Living with serious illness can be isolating for all the family. Parents and children often tell us that their friends and wider family do not understand what they are dealing with. Much of the practical and emotional support given by Family Support Workers is designed to tackle these feelings of loneliness and isolation.

Gene is 11 and has Glomerulocystic kidney disease, renal anaemia and a serious blood condition hyperkalaemia. Gene takes 30 tablets a day to keep well. He is an only child with no brothers and sisters for company or support.

Gene and his mum have the same disease. His mum has had a cardiac arrest and has been resuscitated many times. At Christmas in 2019, she was found collapsed on the bathroom floor and was temporarily blind due to fluid on her brain. As you can imagine, it is really worrying for Gene to see his mum like this with the added complication of knowing that he has the same disease.

They are a low-income family, and Gene’s dad works six days a week for long hours. His mum has been on dialysis for most of Gene’s life three times a week for five hours at a time, so she is often not at home. Gene goes from school straight to his grandma’s house - luckily, she lives next door and this has been invaluable when his mum has had emergencies.

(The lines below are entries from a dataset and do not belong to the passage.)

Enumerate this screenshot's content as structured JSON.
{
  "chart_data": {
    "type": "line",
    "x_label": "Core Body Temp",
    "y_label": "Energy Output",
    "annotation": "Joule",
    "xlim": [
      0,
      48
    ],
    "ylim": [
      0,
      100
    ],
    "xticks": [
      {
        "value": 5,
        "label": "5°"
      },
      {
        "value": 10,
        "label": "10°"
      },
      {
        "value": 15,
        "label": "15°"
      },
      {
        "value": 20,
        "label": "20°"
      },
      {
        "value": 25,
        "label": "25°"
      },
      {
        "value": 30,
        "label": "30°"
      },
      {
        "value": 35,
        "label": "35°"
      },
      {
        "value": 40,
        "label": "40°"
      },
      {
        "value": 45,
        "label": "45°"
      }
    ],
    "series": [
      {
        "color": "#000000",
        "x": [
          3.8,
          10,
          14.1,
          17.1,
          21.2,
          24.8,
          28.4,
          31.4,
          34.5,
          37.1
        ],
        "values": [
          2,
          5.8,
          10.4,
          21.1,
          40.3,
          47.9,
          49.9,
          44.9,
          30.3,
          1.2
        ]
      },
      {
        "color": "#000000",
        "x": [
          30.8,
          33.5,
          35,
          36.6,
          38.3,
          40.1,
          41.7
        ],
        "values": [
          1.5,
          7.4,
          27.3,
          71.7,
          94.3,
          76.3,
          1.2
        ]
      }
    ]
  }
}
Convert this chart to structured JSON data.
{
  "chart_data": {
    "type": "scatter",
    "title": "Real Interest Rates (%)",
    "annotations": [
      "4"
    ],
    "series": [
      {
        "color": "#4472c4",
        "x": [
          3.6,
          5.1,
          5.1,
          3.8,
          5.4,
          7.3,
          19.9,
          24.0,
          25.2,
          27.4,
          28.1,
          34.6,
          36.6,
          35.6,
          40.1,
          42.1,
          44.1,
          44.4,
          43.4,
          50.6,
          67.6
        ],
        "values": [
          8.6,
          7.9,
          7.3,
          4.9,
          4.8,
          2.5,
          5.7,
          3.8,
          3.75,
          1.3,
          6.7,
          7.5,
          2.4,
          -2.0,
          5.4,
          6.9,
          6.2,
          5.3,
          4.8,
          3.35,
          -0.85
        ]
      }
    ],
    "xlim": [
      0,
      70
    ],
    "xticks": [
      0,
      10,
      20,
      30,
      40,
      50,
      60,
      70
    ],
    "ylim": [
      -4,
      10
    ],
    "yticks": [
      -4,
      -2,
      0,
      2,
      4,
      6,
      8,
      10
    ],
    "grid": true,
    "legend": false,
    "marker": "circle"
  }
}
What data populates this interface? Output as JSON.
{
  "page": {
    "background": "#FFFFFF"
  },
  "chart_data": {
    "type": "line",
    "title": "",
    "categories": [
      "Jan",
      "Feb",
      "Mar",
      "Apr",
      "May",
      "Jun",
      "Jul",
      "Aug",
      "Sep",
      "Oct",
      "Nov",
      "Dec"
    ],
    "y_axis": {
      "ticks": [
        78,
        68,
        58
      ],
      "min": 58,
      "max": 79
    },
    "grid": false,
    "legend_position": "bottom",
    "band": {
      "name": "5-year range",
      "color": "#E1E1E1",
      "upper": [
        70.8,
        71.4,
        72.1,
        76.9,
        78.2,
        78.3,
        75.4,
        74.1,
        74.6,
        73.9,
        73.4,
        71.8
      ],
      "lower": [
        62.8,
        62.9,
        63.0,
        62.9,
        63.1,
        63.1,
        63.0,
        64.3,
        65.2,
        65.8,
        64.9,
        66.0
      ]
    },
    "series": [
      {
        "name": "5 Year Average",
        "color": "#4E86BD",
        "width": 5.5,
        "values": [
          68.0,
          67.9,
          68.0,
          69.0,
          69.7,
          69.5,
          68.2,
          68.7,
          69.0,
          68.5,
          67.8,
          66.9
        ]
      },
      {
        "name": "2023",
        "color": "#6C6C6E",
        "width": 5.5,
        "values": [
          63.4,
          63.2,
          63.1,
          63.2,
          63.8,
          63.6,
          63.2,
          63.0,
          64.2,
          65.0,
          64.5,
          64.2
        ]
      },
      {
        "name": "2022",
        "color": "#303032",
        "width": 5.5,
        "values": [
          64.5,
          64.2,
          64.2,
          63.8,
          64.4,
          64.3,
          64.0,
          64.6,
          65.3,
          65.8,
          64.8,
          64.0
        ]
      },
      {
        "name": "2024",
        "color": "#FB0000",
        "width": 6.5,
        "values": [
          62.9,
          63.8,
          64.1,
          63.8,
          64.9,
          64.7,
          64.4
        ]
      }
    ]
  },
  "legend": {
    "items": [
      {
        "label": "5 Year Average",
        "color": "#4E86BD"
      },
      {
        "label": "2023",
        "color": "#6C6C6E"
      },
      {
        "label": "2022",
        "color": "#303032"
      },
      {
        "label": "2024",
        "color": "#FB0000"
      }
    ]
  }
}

Gene’s medication has caused the onset of early puberty, and this along with other medical issues is a huge amount for an 11-year-old boy to deal with. Whilst he appears well, and has the maturity to know how to manage his medication, the complexity of emotions often leaves him feeling very isolated. It has manifested itself through behavioural issues at school.

Gene also has a diagnosis of auditory hallucinations and hears voices in his head. Regular meetups with Family Support Manager Charlotte give Gene an outlet and help ease isolation and loneliness. His mum says that the sessions help him so much because when he goes out with Charlotte, he is so busy it helps him to escape hearing the voices in his head. For each hourly session, Gene is completely free to decide what he wants to do, and where their adventures may take them!

Charlotte said: "Gene loves the spontaneity of our adventures. He has me climbing high towers, going on zip wires, playing football, going on our bikes, exploring the woods, making and using rope swings and building dens. He tells me every time I complain about being old that it is mind over matter and that he doesn't treat me as if I am old, so I have no excuses.

"He is a lovely warm and caring young man who looks well and so people can often forget what his lived experience is. The reason he is so well is due to the loving care and attention of his parents ensuring that he takes his medication, never misses his consultant appointments and still gets to have fun."